TOM MAGUIRE’S WONDERFUL WORLD …

Here’s part of a New York Times story called “Many Blacks Find Joy in Unexpected Breakthrough”:

“In his remarks Tuesday, Mr. Obama did not mention becoming the first American of color with a real chance at being president of the United States, and, of course, most of the Democrats who had voted for him were white. But for that very reason, many African-Americans exulted Wednesday in a political triumph that they believed they would never live to see. Many expressed hope that their children would draw strength from the moment.

“Not that we’re so distraught, but our children need to be able to see a black adult as a leader for the country, so they can know we can reach for those same goals,” said Wilhelmina Brown, 54, an account representative for U.S. Bank in St. Paul. “We don’t need to give up at a certain level.””

This seems like something no one could take exception to. People are happy, and happiness is a good thing, right?

Not for Tom Maguire. He calls this “absurdity”, and responds to the passage I just quoted as follows:

“How Japanese kids, Chinese kids, or Jewish kids ever make it out of bed in the morning, and why they bother, is left unexplained.”

Read his whole post; it’s all like that.

Why? One possibility, I suppose, is that Tom Maguire is one of those people who has a heart the size of a turnipseed, and as a result just enjoys raining on other people’s parades. Perhaps if I looked through his archives, I’d find lots of posts like this, about all kinds of people:

Newspaper: Charles DeLuca, 78, of West Roxbury said: “Now that the Red Sox have finally won the World Series, I can die happy!”

Tom Maguire: This guy can’t die happy unless his favorite baseball team wins the World Series? Call the waaahmbulance!

Or:

Newspaper: But the armed robbery hasn’t spoiled the family Christmas. The people from the Gustavson’s church pitched in to buy their children presents, and Santa himself came by to deliver them. “We’re so grateful”, Mr. Gustavson said. “Thanks to our church, my little girls won’t have to go without presents this year, and that means the world to me.”

Tom Maguire: Would someone please tell this bozo about property insurance?

Somehow, though, I doubt it. Tom Maguire has never struck me as this sort of grinch-like person. Which leaves me with a second possibility: something about the particular people described in the New York Times article set him off.

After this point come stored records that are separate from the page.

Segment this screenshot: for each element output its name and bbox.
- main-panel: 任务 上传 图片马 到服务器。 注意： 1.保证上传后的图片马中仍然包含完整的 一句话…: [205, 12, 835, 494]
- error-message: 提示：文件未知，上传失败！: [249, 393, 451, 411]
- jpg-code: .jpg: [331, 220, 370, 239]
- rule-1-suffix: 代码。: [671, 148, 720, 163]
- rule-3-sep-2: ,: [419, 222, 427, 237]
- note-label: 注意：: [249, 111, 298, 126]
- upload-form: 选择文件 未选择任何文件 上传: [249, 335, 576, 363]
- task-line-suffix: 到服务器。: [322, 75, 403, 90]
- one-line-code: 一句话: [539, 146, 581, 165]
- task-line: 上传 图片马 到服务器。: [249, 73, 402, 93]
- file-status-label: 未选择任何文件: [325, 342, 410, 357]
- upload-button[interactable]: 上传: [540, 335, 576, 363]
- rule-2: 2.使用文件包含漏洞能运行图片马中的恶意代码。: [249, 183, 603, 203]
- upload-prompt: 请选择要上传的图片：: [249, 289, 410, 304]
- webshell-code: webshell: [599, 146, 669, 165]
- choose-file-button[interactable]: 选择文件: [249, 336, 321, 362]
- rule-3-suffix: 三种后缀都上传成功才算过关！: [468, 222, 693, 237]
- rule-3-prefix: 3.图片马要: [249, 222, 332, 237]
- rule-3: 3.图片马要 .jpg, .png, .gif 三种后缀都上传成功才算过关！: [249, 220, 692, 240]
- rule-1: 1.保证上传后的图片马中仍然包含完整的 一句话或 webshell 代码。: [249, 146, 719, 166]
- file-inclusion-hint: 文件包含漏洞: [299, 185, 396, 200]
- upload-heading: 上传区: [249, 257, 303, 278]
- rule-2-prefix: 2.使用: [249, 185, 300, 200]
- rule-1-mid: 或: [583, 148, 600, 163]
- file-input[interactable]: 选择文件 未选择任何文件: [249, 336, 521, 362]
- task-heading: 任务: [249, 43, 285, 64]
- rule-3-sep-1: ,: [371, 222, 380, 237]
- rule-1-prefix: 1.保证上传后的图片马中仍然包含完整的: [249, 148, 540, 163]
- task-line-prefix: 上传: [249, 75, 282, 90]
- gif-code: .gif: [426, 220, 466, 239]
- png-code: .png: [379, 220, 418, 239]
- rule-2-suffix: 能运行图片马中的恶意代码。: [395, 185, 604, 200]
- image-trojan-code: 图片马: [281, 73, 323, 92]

I wonder what it could be?

***

For the record: yes, I do mean to imply that the ‘something’ is race. That seems pretty clear from Tom’s post. But I do not mean to imply that Tom Maguire is a racist. (I really don’t.) As I have said before, I have no interest in figuring out what counts as racism and what does not. What I am interested in is the question: when does race play a role in people’s thinking that it should not play? You need to figure out whether race plays such a role in your own thought if you want to answer the question: does something here need changing? That’s the question I’m interested in. It’s a further question whether, and when, that fact shows that there is something seriously wrong with you, above and beyond being human and fallible. I’m not interested in that question: I don’t particularly want to get into questions of blame, which strike me as less important than changing what needs to be changed.

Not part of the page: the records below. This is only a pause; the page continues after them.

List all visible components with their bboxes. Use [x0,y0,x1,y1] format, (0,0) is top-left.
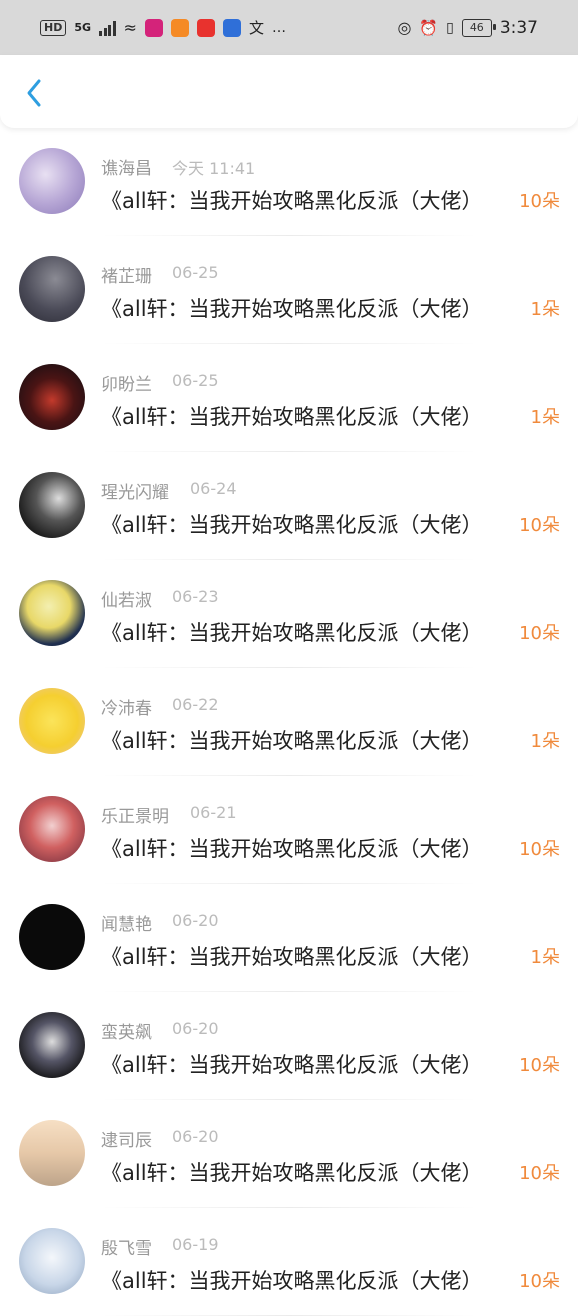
gift-date: 06-22 [172,695,219,714]
avatar[interactable] [19,580,85,646]
book-title: 《all轩：当我开始攻略黑化反派（大佬） [101,837,483,861]
gift-date: 06-20 [172,1127,219,1146]
wifi-icon: ≈ [123,18,137,37]
flower-count: 10朵 [519,1271,560,1292]
book-title: 《all轩：当我开始攻略黑化反派（大佬） [101,297,483,321]
battery-icon: 46 [461,18,496,37]
status-left: HD 5G ≈ 文 … [40,17,286,38]
flower-count: 1朵 [530,299,560,320]
book-title: 《all轩：当我开始攻略黑化反派（大佬） [101,621,483,645]
avatar[interactable] [19,1012,85,1078]
hd-badge: HD [40,19,67,36]
flower-count: 1朵 [530,407,560,428]
network-label: 5G [74,21,92,34]
chevron-left-icon [27,79,41,107]
more-dots: … [271,19,286,36]
app-icon-red [196,18,215,37]
flower-count: 10朵 [519,191,560,212]
status-bar: HD 5G ≈ 文 … ◎ ⏰ ▯ 46 3:37 [0,0,578,55]
sender-name: 逮司辰 [101,1131,152,1151]
gift-date: 06-23 [172,587,219,606]
app-icon-orange [170,18,189,37]
avatar[interactable] [19,1228,85,1294]
sender-name: 殷飞雪 [101,1239,152,1259]
gift-date: 06-19 [172,1235,219,1254]
list-item[interactable]: 谯海昌 今天 11:41 《all轩：当我开始攻略黑化反派（大佬） 10朵 [0,128,578,236]
sender-name: 瑆光闪耀 [101,483,169,503]
flower-count: 10朵 [519,1055,560,1076]
gift-date: 06-25 [172,371,219,390]
avatar[interactable] [19,796,85,862]
sender-name: 卯盼兰 [101,375,152,395]
list-item[interactable]: 卯盼兰 06-25 《all轩：当我开始攻略黑化反派（大佬） 1朵 [0,344,578,452]
avatar[interactable] [19,364,85,430]
book-title: 《all轩：当我开始攻略黑化反派（大佬） [101,405,483,429]
text-icon: 文 [248,19,264,37]
gift-date: 06-21 [190,803,237,822]
book-title: 《all轩：当我开始攻略黑化反派（大佬） [101,1053,483,1077]
book-title: 《all轩：当我开始攻略黑化反派（大佬） [101,729,483,753]
app-icon-blue [222,18,241,37]
list-item[interactable]: 瑆光闪耀 06-24 《all轩：当我开始攻略黑化反派（大佬） 10朵 [0,452,578,560]
sender-name: 蛮英飙 [101,1023,152,1043]
gift-date: 06-24 [190,479,237,498]
book-title: 《all轩：当我开始攻略黑化反派（大佬） [101,189,483,213]
list-item[interactable]: 乐正景明 06-21 《all轩：当我开始攻略黑化反派（大佬） 10朵 [0,776,578,884]
eye-icon: ◎ [397,18,412,37]
sender-name: 乐正景明 [101,807,169,827]
book-title: 《all轩：当我开始攻略黑化反派（大佬） [101,1269,483,1293]
book-title: 《all轩：当我开始攻略黑化反派（大佬） [101,1161,483,1185]
signal-icon [99,20,116,36]
sender-name: 闻慧艳 [101,915,152,935]
avatar[interactable] [19,472,85,538]
flower-count: 1朵 [530,731,560,752]
list-item[interactable]: 闻慧艳 06-20 《all轩：当我开始攻略黑化反派（大佬） 1朵 [0,884,578,992]
flower-count: 10朵 [519,1163,560,1184]
app-icon-pink [144,18,163,37]
list-item[interactable]: 蛮英飙 06-20 《all轩：当我开始攻略黑化反派（大佬） 10朵 [0,992,578,1100]
status-right: ◎ ⏰ ▯ 46 3:37 [397,18,538,38]
alarm-icon: ⏰ [419,18,439,37]
avatar[interactable] [19,256,85,322]
book-title: 《all轩：当我开始攻略黑化反派（大佬） [101,513,483,537]
sender-name: 仙若淑 [101,591,152,611]
flower-count: 10朵 [519,515,560,536]
gift-date: 06-25 [172,263,219,282]
gift-date: 06-20 [172,1019,219,1038]
vibrate-icon: ▯ [446,19,454,36]
gift-list: 谯海昌 今天 11:41 《all轩：当我开始攻略黑化反派（大佬） 10朵 褚芷珊 06-… [0,128,578,1316]
list-item[interactable]: 逮司辰 06-20 《all轩：当我开始攻略黑化反派（大佬） 10朵 [0,1100,578,1208]
gift-date: 06-20 [172,911,219,930]
sender-name: 谯海昌 [101,159,152,179]
top-bar [0,55,578,128]
list-item[interactable]: 仙若淑 06-23 《all轩：当我开始攻略黑化反派（大佬） 10朵 [0,560,578,668]
gift-date: 今天 11:41 [172,159,256,178]
avatar[interactable] [19,904,85,970]
list-item[interactable]: 殷飞雪 06-19 《all轩：当我开始攻略黑化反派（大佬） 10朵 [0,1208,578,1316]
avatar[interactable] [19,688,85,754]
sender-name: 冷沛春 [101,699,152,719]
back-button[interactable] [16,75,52,111]
list-item[interactable]: 冷沛春 06-22 《all轩：当我开始攻略黑化反派（大佬） 1朵 [0,668,578,776]
flower-count: 1朵 [530,947,560,968]
avatar[interactable] [19,1120,85,1186]
status-time: 3:37 [499,17,538,38]
book-title: 《all轩：当我开始攻略黑化反派（大佬） [101,945,483,969]
avatar[interactable] [19,148,85,214]
flower-count: 10朵 [519,623,560,644]
list-item[interactable]: 褚芷珊 06-25 《all轩：当我开始攻略黑化反派（大佬） 1朵 [0,236,578,344]
sender-name: 褚芷珊 [101,267,152,287]
flower-count: 10朵 [519,839,560,860]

When the fact that people are black makes you respond to their happiness not with a smile, but with disdain; when you find yourself feigning ignorance of the reasons why blacks might have a harder time than other Americans believing that full equality of opportunity extends to them and their children; when you read into their comments about their children some sort of whiny demand that simply is not there;; when parents’ concern that their kids have good role models stops looking completely normal and starts looking like the work of “the race hustlers”, then I think that something does need changing.